Journalist und Osteuropa-Experte Paul Lendvai wird 90

Während er mit seiner Expertise seit Jahrzehnten die politischen Geschehnisse Osteuropas in Worte fasst, kann sein eigener Werdegang als Spiegelbild der Umbrüche im 20. Jahrhundert herhalten: Am 24. August feiert der Journalist Paul Lendvai seinen 90. Geburtstag. Rechtzeitig zu diesem Jubiläum legte der gebürtige Ungar sein neues Buch vor.

In „Die verspielte Welt“ blickt er auf Begegnungen mit den Großen und Mächtigen der Welt zurück und erinnert sich an historische Wenden und politische Zäsuren. George Soros und Viktor Orban widmet er jeweils eigene Kapitel, auch die „Sehnsucht nach dem starken Mann“ analysiert Lendvai.

Geboren wurde Lendvai am 24. August 1929 in Budapest. Nach der Matura begann er neben seinem Jus-Studium im Alter von 18 Jahren auch journalistisch zu arbeiten. Von den Nazis verfolgt, rettete ihn nur ein Zufall vor der Deportation in ein Todeslager im Oktober 1944. In der Zeit danach wurde Lendvai im kommunistischen Ungarn zum glühenden Marxisten und konnte seine journalistische Karriere fortsetzen, bevor er im Zuge seines Militärdienstes denunziert wurde und für ein Jahr in Haft kam.

Erst 1953 wurde Lendvai amnestiert, musste sich allerdings als freier Journalist und Übersetzer sein Einkommen sichern, da er mit einem Berufsverbot belegt wurde. Schließlich setzte er sich nach Österreich ab, da er die politische Lage in seinem Heimatland nicht mehr ertragen habe, wie er in seinen Memoiren schreibt. Von 1957 bis 1982 arbeitete er als Osteuropakorrespondent für „Die Presse“, 1959 erhielt Lendvai die österreichische Staatsbürgerschaft.

Hierzulande sollte er sich publizistisch endgültig einen Namen machen, wobei er von 1960 bis 1982 ebenfalls für die Londoner „Financial Times“ tätig war und ab 1973 als Chefredakteur und Mitherausgeber der Vierteljahreszeitschrift „Europäische Rundschau“ fungierte. Ein Titel, in dem er eine „publizistische Visitenkarte des neutralen Österreichs“ sowie ein „publizistisches Instrument und Sprachrohr der Europäisierung und Humanisierung“ sah.

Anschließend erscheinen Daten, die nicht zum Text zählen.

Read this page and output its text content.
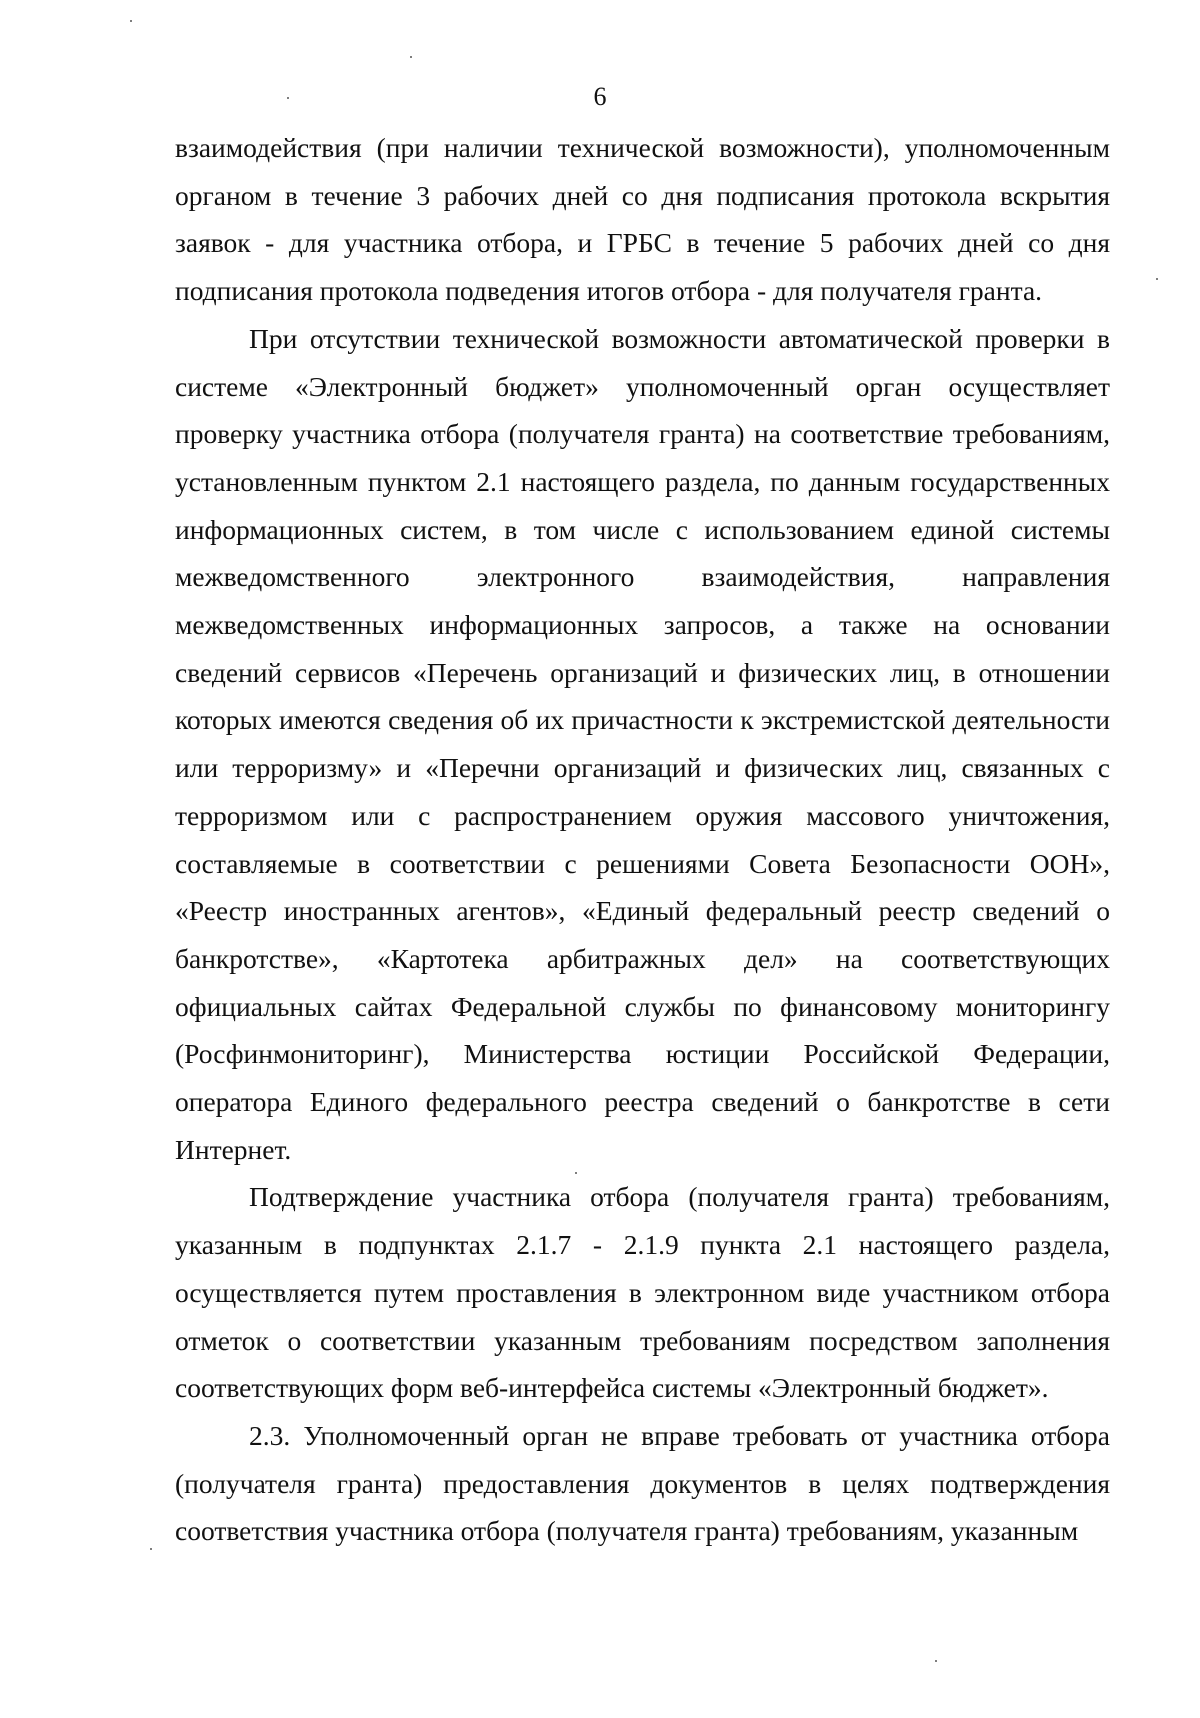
6

взаимодействия (при наличии технической возможности), уполномоченным органом в течение 3 рабочих дней со дня подписания протокола вскрытия заявок - для участника отбора, и ГРБС в течение 5 рабочих дней со дня подписания протокола подведения итогов отбора - для получателя гранта.

При отсутствии технической возможности автоматической проверки в системе «Электронный бюджет» уполномоченный орган осуществляет проверку участника отбора (получателя гранта) на соответствие требованиям, установленным пунктом 2.1 настоящего раздела, по данным государственных информационных систем, в том числе с использованием единой системы межведомственного электронного взаимодействия, направления межведомственных информационных запросов, а также на основании сведений сервисов «Перечень организаций и физических лиц, в отношении которых имеются сведения об их причастности к экстремистской деятельности или терроризму» и «Перечни организаций и физических лиц, связанных с терроризмом или с распространением оружия массового уничтожения, составляемые в соответствии с решениями Совета Безопасности ООН», «Реестр иностранных агентов», «Единый федеральный реестр сведений о банкротстве», «Картотека арбитражных дел» на соответствующих официальных сайтах Федеральной службы по финансовому мониторингу (Росфинмониторинг), Министерства юстиции Российской Федерации, оператора Единого федерального реестра сведений о банкротстве в сети Интернет.

Подтверждение участника отбора (получателя гранта) требованиям, указанным в подпунктах 2.1.7 - 2.1.9 пункта 2.1 настоящего раздела, осуществляется путем проставления в электронном виде участником отбора отметок о соответствии указанным требованиям посредством заполнения соответствующих форм веб-интерфейса системы «Электронный бюджет».

2.3. Уполномоченный орган не вправе требовать от участника отбора (получателя гранта) предоставления документов в целях подтверждения соответствия участника отбора (получателя гранта) требованиям, указанным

Größere Bekanntheit erlangte er schließlich mit seinen außenpolitischen Kommentaren im ORF, wobei er auch maßgeblich am Aufbau der Osteuroparedaktion des ORF beteiligt war. Ab 1982 war er fünf Jahre lang Chefredakteur der Redaktion für Ost- und Südosteuropa des ORF, von 1987 bis 1998 dann Intendant von Radio Österreich International. Seit 2003 verfasst er eine wöchentliche Kolumne für den „Standard“, im ORF diskutiert er mit Journalisten und Experten im „Europastudio“.

Im Laufe seiner Karriere veröffentlichte Lendvai zudem etliche Bücher, etwa „Der Rote Balkan – Zwischen Nationalismus und Kommunismus“ (1969), „Antisemitismus ohne Juden – Entwicklungen und Tendenzen in Osteuropa“ (1972), „Das eigenwillige Ungarn – Innenansichten eines Grenzgängers“ (1987), „Mein Österreich. 50 Jahre hinter den Kulissen der Macht“ (2007) und „Orbans Ungarn“ (2016). 2013 legte er mit „Leben eines Grenzgängers“ seine Memoiren vor. 1980 wurde ihm der Berufstitel Professor verliehen. Neben dem Großen und dem Goldenen Ehrenzeichen für Verdienste um die Republik wurde er unter anderem auch mit dem Ehrenkreuz für Wissenschaft und Kunst I. Klasse ausgezeichnet.